Grunhido com suas motos

Atravessando as vielas

Ateando fogo pelas descargas

Há grunges, punks, skinheads

E toda sorte de playboys.

 

Penduram as chaves

Como se fossem símbolos

Não do que são

Mas do que têm

Como se dissessem

“Ei, monte em minha garupa

Vamos varar a noite

Iremos tão rápidos

Que o sol não nos irá alcançar”.

 

É tão fácil ser bem-dotado

Quando se tem dinheiro

Ficam mais altos

Mais fortes

Bravos garotos alemães...

Nas casas há mais do que os proprietários mostram:

Há cadáveres escondidos a sete chaves

Em armários meio fechados

Que se abrem quando os outros dormem

E de dia são pais de famílias

São ótimas donas de casas

São exemplos de moral e bons costumes

Mas quando os outros não veem,

Outros que não convêm,

Os outros para quem representam como um teatro

Vivem contos dignos de Sade.

 

Em Capacity há os poetas oficiais,

Solenes e alegres,

Fina flor da sociedade

Exortando um passado galhardo

Heroico e nostálgico.

 

E os dos becos,

Os que falam o que não convém

Os bocas de inferno

Os malditos

Os que sempre serão oposição

E por isso sem crédito

 

Os da mansarda

Que tiveram amigos mais importantes

De Ezra Pound a Elizabeth Bishop

E ficaram

Comeram feijão

Sobreviveram

Em Parterson sem Parterson.

 

Aqueles que cantam a verdade e a desgraça de todos os

                           [dias

Da vida que não é um colchão Ortobom

Ou uma bandinha da cidade

 

Poeta, deixa o teu rio descansar

Nem vivo está

Está morto.

Saudades todos nós sentimos

Mas já não há

Despejaram excremento e há vala

Enquanto rires com os mesmos que fizeram

Compareces na cerimônia do mais novo

                     [conjunto

Enquanto o mesmo matou mais um rio,

Brinda a posse do novo emissário

Enquanto este desviou mais um quinhão,

Mas se perdoa:

Ele pertence à society

É um dos mecenas que nos custeiam

Então tudo bem

Aplaudamos

O lobo com pele de ovelha

O poeta que se cala

E a sociedade com seus cadáveres.

Aplaudamos os seus filhos

Herdeiros do império

Que nunca conheceram o trabalho

E riem daqueles que fazem por pouco

E eu estou sujo

E eu não sou menos que nada.

 

Não há heróis em Capacity

Fazer o sinal não trará o morcego

Apenas sigamos

Até sermos excomungados

Ou coisa pior nos aconteça



Rian Moreira, poeta e cineclubista, nasceu em Bragança, mas se mudou para Capanema aos três anos.
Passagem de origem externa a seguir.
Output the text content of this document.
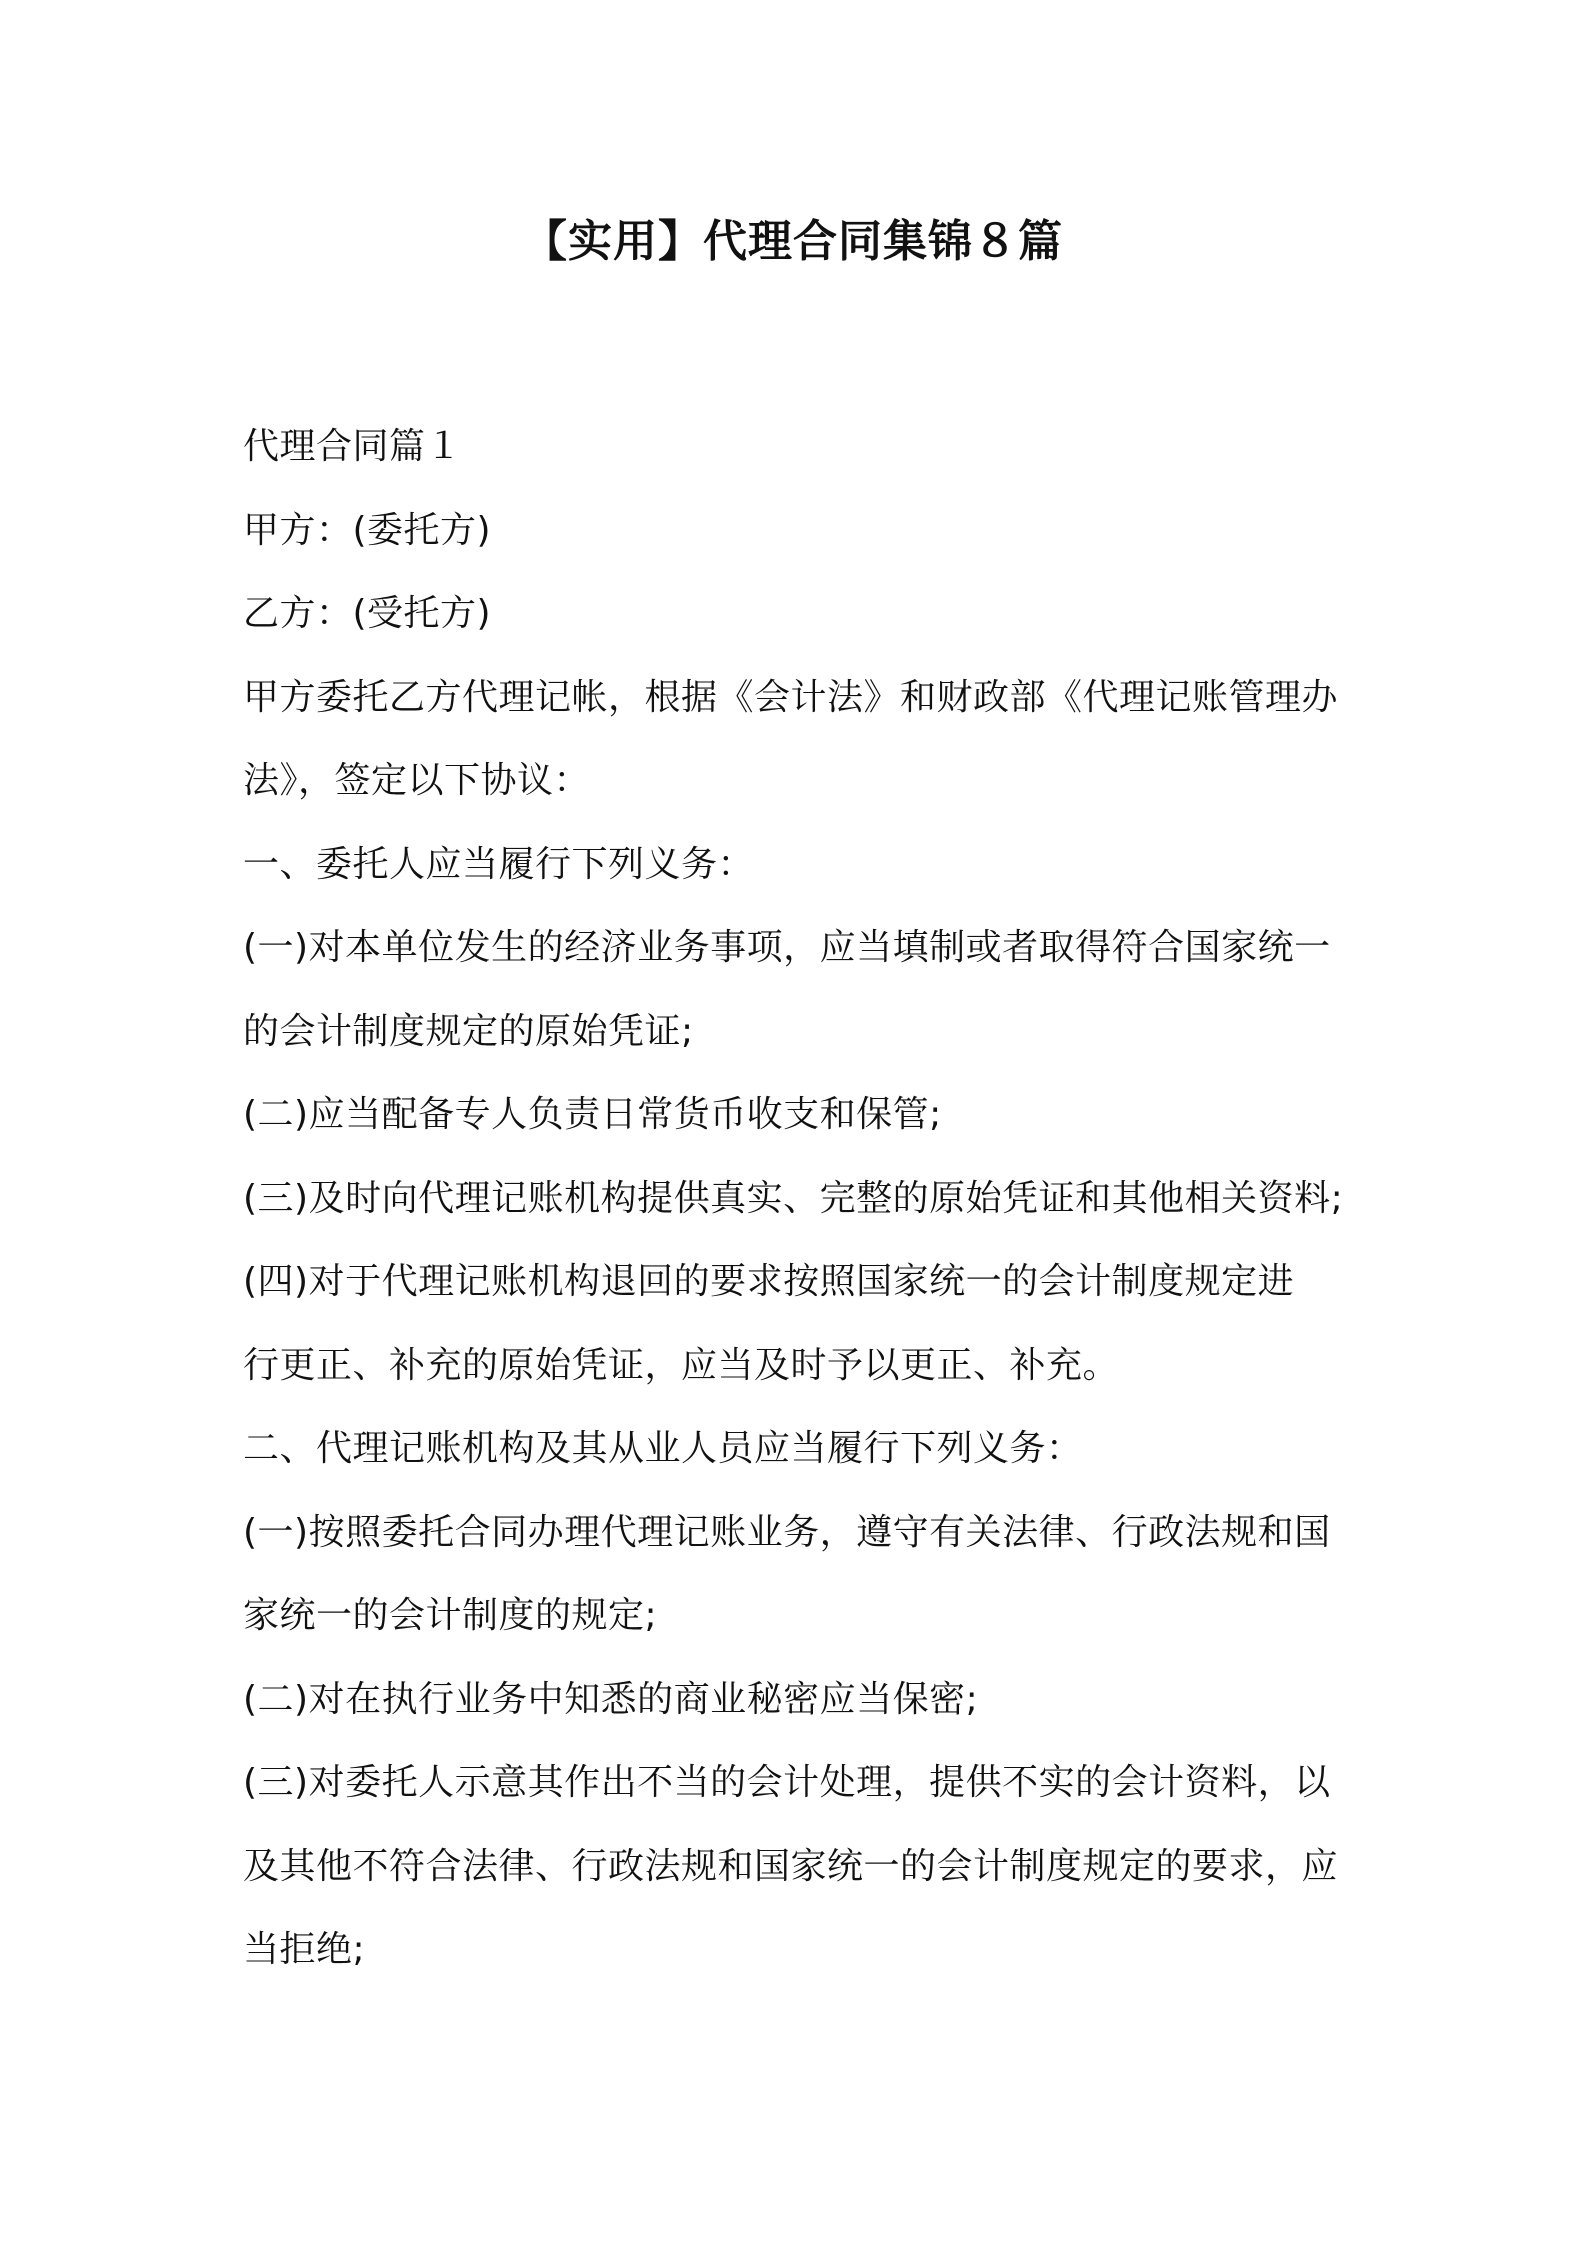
【实用】代理合同集锦８篇
代理合同篇１
甲方：(委托方)
乙方：(受托方)
甲方委托乙方代理记帐，根据《会计法》和财政部《代理记账管理办
法》，签定以下协议：
一、委托人应当履行下列义务：
(一)对本单位发生的经济业务事项，应当填制或者取得符合国家统一
的会计制度规定的原始凭证;
(二)应当配备专人负责日常货币收支和保管;
(三)及时向代理记账机构提供真实、完整的原始凭证和其他相关资料;
(四)对于代理记账机构退回的要求按照国家统一的会计制度规定进
行更正、补充的原始凭证，应当及时予以更正、补充。
二、代理记账机构及其从业人员应当履行下列义务：
(一)按照委托合同办理代理记账业务，遵守有关法律、行政法规和国
家统一的会计制度的规定;
(二)对在执行业务中知悉的商业秘密应当保密;
(三)对委托人示意其作出不当的会计处理，提供不实的会计资料，以
及其他不符合法律、行政法规和国家统一的会计制度规定的要求，应
当拒绝;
Optou por desenvolver seus projetos e representar Capanema, por crê que Bragança já possui muitos artistas que fazem isso bem. Em 2023, foi contemplado pelo prêmio literário da Fundação Cultural do Pará (FCP) com o livro Longa travessia ser a dentro, lançado na Feira Literária Pan-Amazônica e na Bienal do Livro de São Paulo. É o idealizador do Cine Barão de Capanema e do I Festival de Cinema de Capanema - evento no qual também lançou sua obra e possibilitou que outros escritores divulgassem o seu trabalho. Acredita em poemas que vençam o parque dos dinossauros e pensa sua poesia como uma amálgama: uma fusão de elementos que, à primeira vista, parecem desconexos, mas se unem para formar algo maior. Suas principais influências incluem Max Martins, Fernando Pessoa, os beatniks e tudo que cruza seu caminho e dialoga com a sua poética.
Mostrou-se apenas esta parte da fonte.